A statue of a young girl that has been staring down New York City's iconic Wall Street bull sculpture since the eve of International Women's Day is not going anywhere — at least for another year.
The four-foot "Fearless Girl" statue was installed in front of the bronze "Charging Bull" in time for International Women's Day earlier this month as a way of calling attention to the gender pay gap and lack of gender diversity on corporate boards in the financial sector, the Wall-Street firm that installed the popular statue has said.
Now the statue, which depicts a pony-tailed girl in a dress defiantly looking up at the bull, will remain at her post until February 2018, New York politicians announced at a press conference on Monday. It was set to be removed on April 2.
"Where she is standing now, the 'Fearless Girl' is standing facing the bronze statue of the raging Wall Street Charging Bull, which was created by Arturo Di Modica to encourage everyone to realize America's power," New York Congresswoman Carolyn Maloney said Monday. "Well, the 'Fearless Girl' inspires all of us to realize the power we have in ourselves, the power women and girls have everywhere."

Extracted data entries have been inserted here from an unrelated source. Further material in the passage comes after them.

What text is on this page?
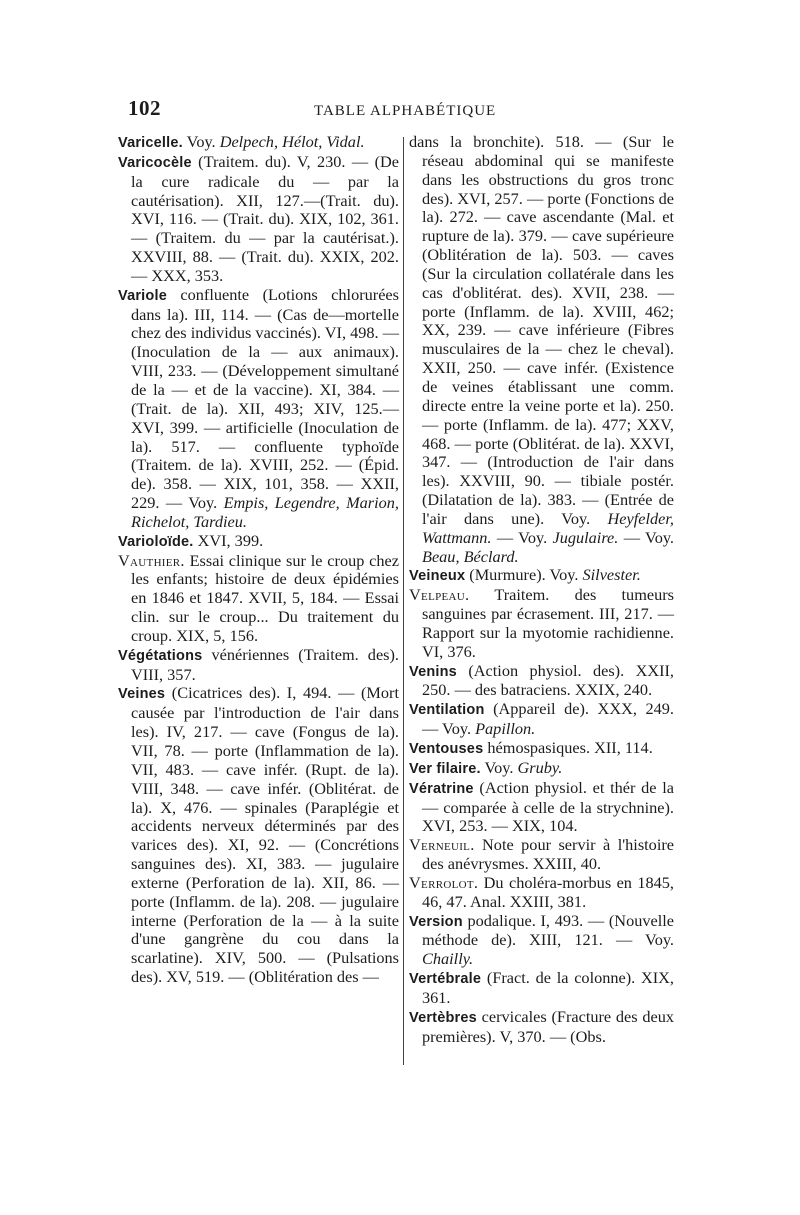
102	TABLE ALPHABÉTIQUE

Varicelle. Voy. Delpech, Hélot, Vidal.

Varicocèle (Traitem. du). V, 230. — (De la cure radicale du — par la cautérisation). XII, 127.—(Trait. du). XVI, 116. — (Trait. du). XIX, 102, 361. — (Traitem. du — par la cautérisat.). XXVIII, 88. — (Trait. du). XXIX, 202. — XXX, 353.

Variole confluente (Lotions chlorurées dans la). III, 114. — (Cas de—mortelle chez des individus vaccinés). VI, 498. — (Inoculation de la — aux animaux). VIII, 233. — (Développement simultané de la — et de la vaccine). XI, 384. —(Trait. de la). XII, 493; XIV, 125.— XVI, 399. — artificielle (Inoculation de la). 517. — confluente typhoïde (Traitem. de la). XVIII, 252. — (Épid. de). 358. — XIX, 101, 358. — XXII, 229. — Voy. Empis, Legendre, Marion, Richelot, Tardieu.

Varioloïde. XVI, 399.

Vauthier. Essai clinique sur le croup chez les enfants; histoire de deux épidémies en 1846 et 1847. XVII, 5, 184. — Essai clin. sur le croup... Du traitement du croup. XIX, 5, 156.

Végétations vénériennes (Traitem. des). VIII, 357.

Veines (Cicatrices des). I, 494. — (Mort causée par l'introduction de l'air dans les). IV, 217. — cave (Fongus de la). VII, 78. — porte (Inflammation de la). VII, 483. — cave infér. (Rupt. de la). VIII, 348. — cave infér. (Oblitérat. de la). X, 476. — spinales (Paraplégie et accidents nerveux déterminés par des varices des). XI, 92. — (Concrétions sanguines des). XI, 383. — jugulaire externe (Perforation de la). XII, 86. — porte (Inflamm. de la). 208. — jugulaire interne (Perforation de la — à la suite d'une gangrène du cou dans la scarlatine). XIV, 500. — (Pulsations des). XV, 519. — (Oblitération des —

dans la bronchite). 518. — (Sur le réseau abdominal qui se manifeste dans les obstructions du gros tronc des). XVI, 257. — porte (Fonctions de la). 272. — cave ascendante (Mal. et rupture de la). 379. — cave supérieure (Oblitération de la). 503. — caves (Sur la circulation collatérale dans les cas d'oblitérat. des). XVII, 238. — porte (Inflamm. de la). XVIII, 462; XX, 239. — cave inférieure (Fibres musculaires de la — chez le cheval). XXII, 250. — cave infér. (Existence de veines établissant une comm. directe entre la veine porte et la). 250. — porte (Inflamm. de la). 477; XXV, 468. — porte (Oblitérat. de la). XXVI, 347. — (Introduction de l'air dans les). XXVIII, 90. — tibiale postér. (Dilatation de la). 383. — (Entrée de l'air dans une). Voy. Heyfelder, Wattmann. — Voy. Jugulaire. — Voy. Beau, Béclard.

Veineux (Murmure). Voy. Silvester.

Velpeau. Traitem. des tumeurs sanguines par écrasement. III, 217. — Rapport sur la myotomie rachidienne. VI, 376.

Venins (Action physiol. des). XXII, 250. — des batraciens. XXIX, 240.

Ventilation (Appareil de). XXX, 249. — Voy. Papillon.

Ventouses hémospasiques. XII, 114.

Ver filaire. Voy. Gruby.

Vératrine (Action physiol. et thér de la — comparée à celle de la strychnine). XVI, 253. — XIX, 104.

Verneuil. Note pour servir à l'histoire des anévrysmes. XXIII, 40.

Verrolot. Du choléra-morbus en 1845, 46, 47. Anal. XXIII, 381.

Version podalique. I, 493. — (Nouvelle méthode de). XIII, 121. — Voy. Chailly.

Vertébrale (Fract. de la colonne). XIX, 361.

Vertèbres cervicales (Fracture des deux premières). V, 370. — (Obs.
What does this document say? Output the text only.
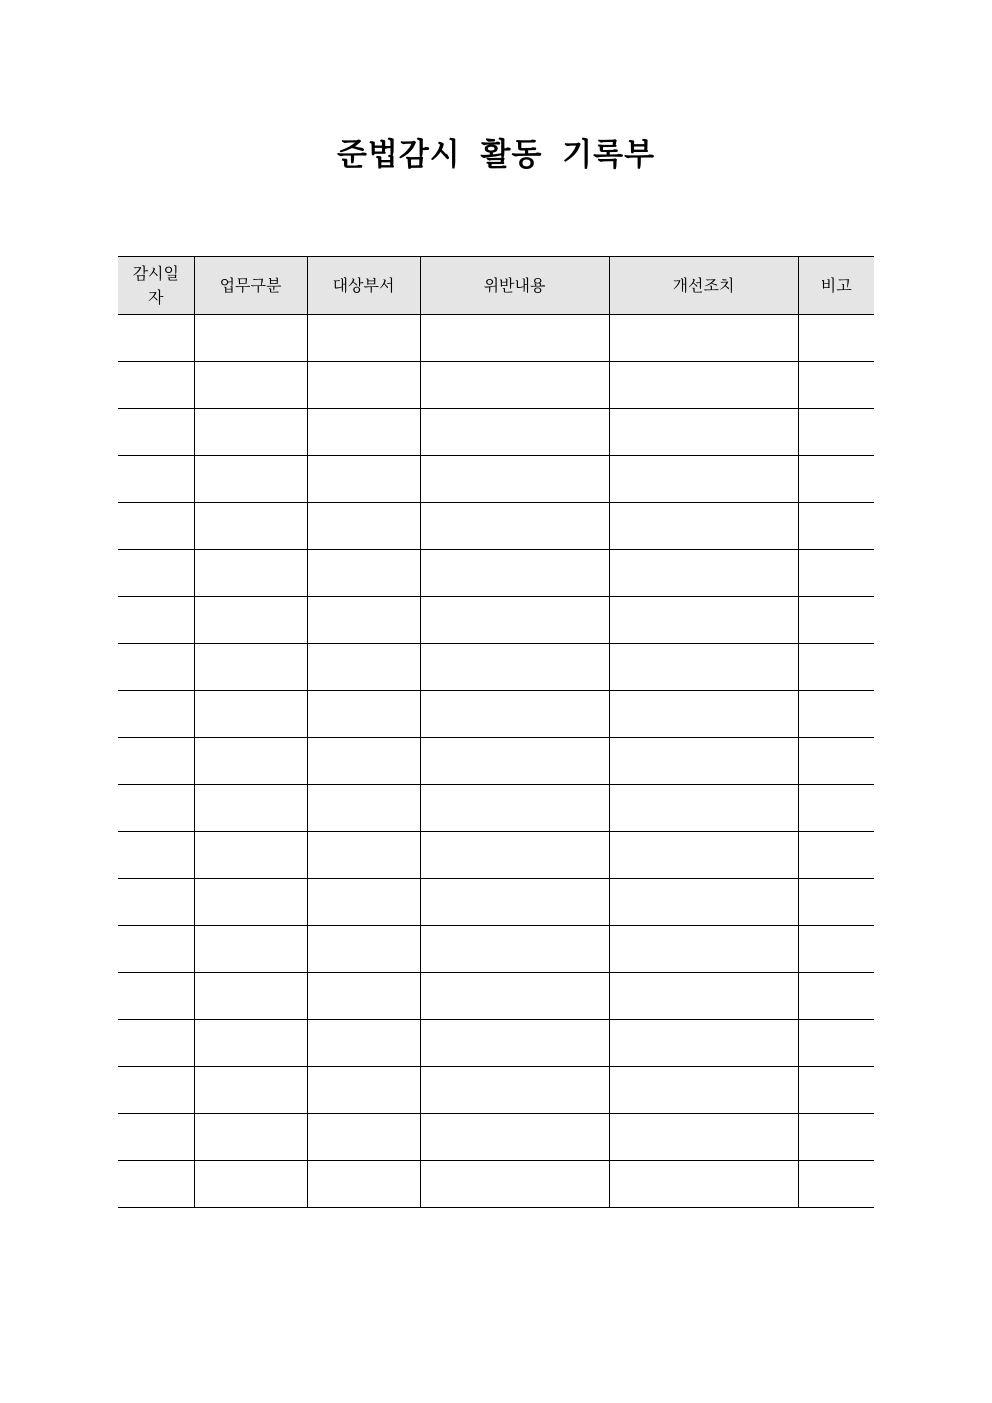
준법감시 활동 기록부
감시일자	업무구분	대상부서	위반내용	개선조치	비고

Maloney also said the statue was "created to inspire and personify the resilience of women everywhere" and thanked artist Kristen Visbal and State Street Global Advisors, the firm that installed the statue in Lower Manhattan.

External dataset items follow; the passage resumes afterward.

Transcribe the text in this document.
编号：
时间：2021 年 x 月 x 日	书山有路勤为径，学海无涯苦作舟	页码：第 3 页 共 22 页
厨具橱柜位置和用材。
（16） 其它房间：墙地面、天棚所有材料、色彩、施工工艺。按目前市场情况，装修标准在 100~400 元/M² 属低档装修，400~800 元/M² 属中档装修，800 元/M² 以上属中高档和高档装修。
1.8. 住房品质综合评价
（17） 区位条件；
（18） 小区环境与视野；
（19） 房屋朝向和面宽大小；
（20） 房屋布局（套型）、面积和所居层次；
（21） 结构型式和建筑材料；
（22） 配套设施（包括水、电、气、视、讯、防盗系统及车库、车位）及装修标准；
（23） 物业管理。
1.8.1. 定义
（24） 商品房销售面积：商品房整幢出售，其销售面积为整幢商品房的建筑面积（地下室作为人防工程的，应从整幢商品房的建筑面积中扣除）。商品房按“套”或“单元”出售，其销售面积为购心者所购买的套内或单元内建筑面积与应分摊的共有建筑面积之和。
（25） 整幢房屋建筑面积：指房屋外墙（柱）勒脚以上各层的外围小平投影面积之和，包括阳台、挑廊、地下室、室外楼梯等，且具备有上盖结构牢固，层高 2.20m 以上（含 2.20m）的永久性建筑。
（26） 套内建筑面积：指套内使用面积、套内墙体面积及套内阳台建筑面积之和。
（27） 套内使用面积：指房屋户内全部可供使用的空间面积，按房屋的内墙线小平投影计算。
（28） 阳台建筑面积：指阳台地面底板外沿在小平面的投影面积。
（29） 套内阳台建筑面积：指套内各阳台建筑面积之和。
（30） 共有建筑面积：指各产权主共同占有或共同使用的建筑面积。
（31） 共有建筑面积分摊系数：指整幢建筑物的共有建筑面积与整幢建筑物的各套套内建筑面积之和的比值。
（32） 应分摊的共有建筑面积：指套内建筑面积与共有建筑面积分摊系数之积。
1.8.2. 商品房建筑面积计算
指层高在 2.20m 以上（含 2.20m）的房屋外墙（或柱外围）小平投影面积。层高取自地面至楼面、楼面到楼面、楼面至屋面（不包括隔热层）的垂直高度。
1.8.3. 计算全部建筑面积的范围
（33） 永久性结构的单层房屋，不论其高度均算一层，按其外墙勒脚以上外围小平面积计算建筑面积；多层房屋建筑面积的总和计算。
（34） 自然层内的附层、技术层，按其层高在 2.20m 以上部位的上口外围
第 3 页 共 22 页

State Street said on its website after the statue was installed that despite certain gains for women on corporate boards, one out of every four companies that make up the Russell 3000 Index still have no female representation on their boards.
The decision to keep the statue comes after more than 50 New York politicians signed a letter to New York City Mayor Bill de Blasio dated March 15 to make the installation permanent.

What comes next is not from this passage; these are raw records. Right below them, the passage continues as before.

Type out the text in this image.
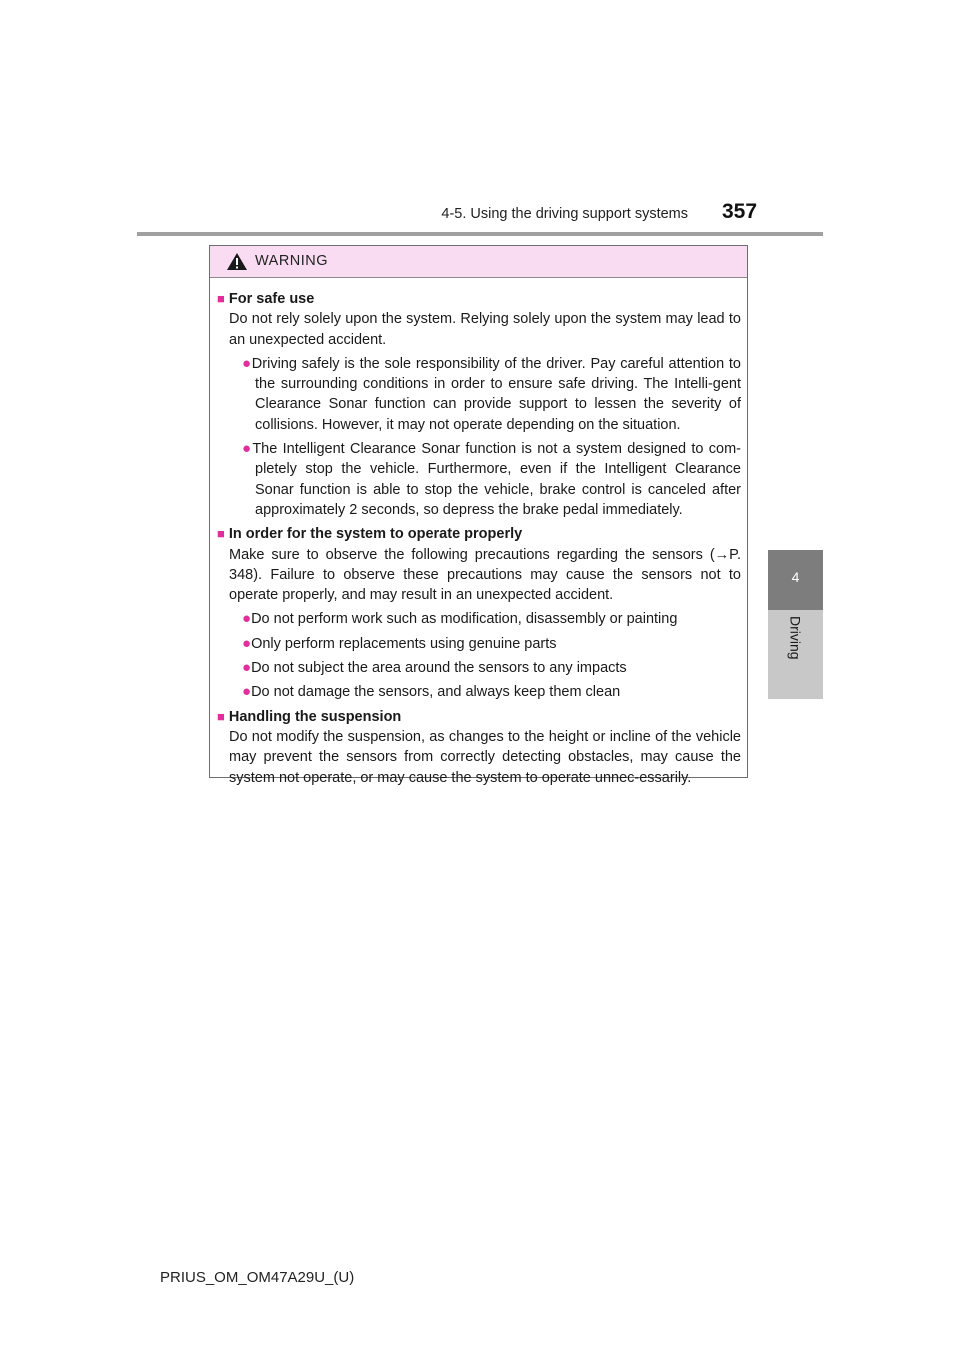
4-5. Using the driving support systems 357
4
Driving
WARNING

■ For safe use

Do not rely solely upon the system. Relying solely upon the system may lead to an unexpected accident.

●Driving safely is the sole responsibility of the driver. Pay careful attention to the surrounding conditions in order to ensure safe driving. The Intelli-gent Clearance Sonar function can provide support to lessen the severity of collisions. However, it may not operate depending on the situation.

●The Intelligent Clearance Sonar function is not a system designed to com-pletely stop the vehicle. Furthermore, even if the Intelligent Clearance Sonar function is able to stop the vehicle, brake control is canceled after approximately 2 seconds, so depress the brake pedal immediately.

■ In order for the system to operate properly

Make sure to observe the following precautions regarding the sensors (→P. 348). Failure to observe these precautions may cause the sensors not to operate properly, and may result in an unexpected accident.

●Do not perform work such as modification, disassembly or painting

●Only perform replacements using genuine parts

●Do not subject the area around the sensors to any impacts

●Do not damage the sensors, and always keep them clean

■ Handling the suspension

Do not modify the suspension, as changes to the height or incline of the vehicle may prevent the sensors from correctly detecting obstacles, may cause the system not operate, or may cause the system to operate unnec-essarily.

PRIUS_OM_OM47A29U_(U)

De Blasio had announced in a statement on Sunday that the statue would not be taken down in April.
"Now, she'll be asserting herself and affirming her strength even after her temporary permit expires — a fitting path for a girl who refuses to quit," he said in the statement to NBC New York.
Maloney said on Monday that the statue had been officially accepted into the Department of Transportation's art program, which meant the statue would stay until February of next year.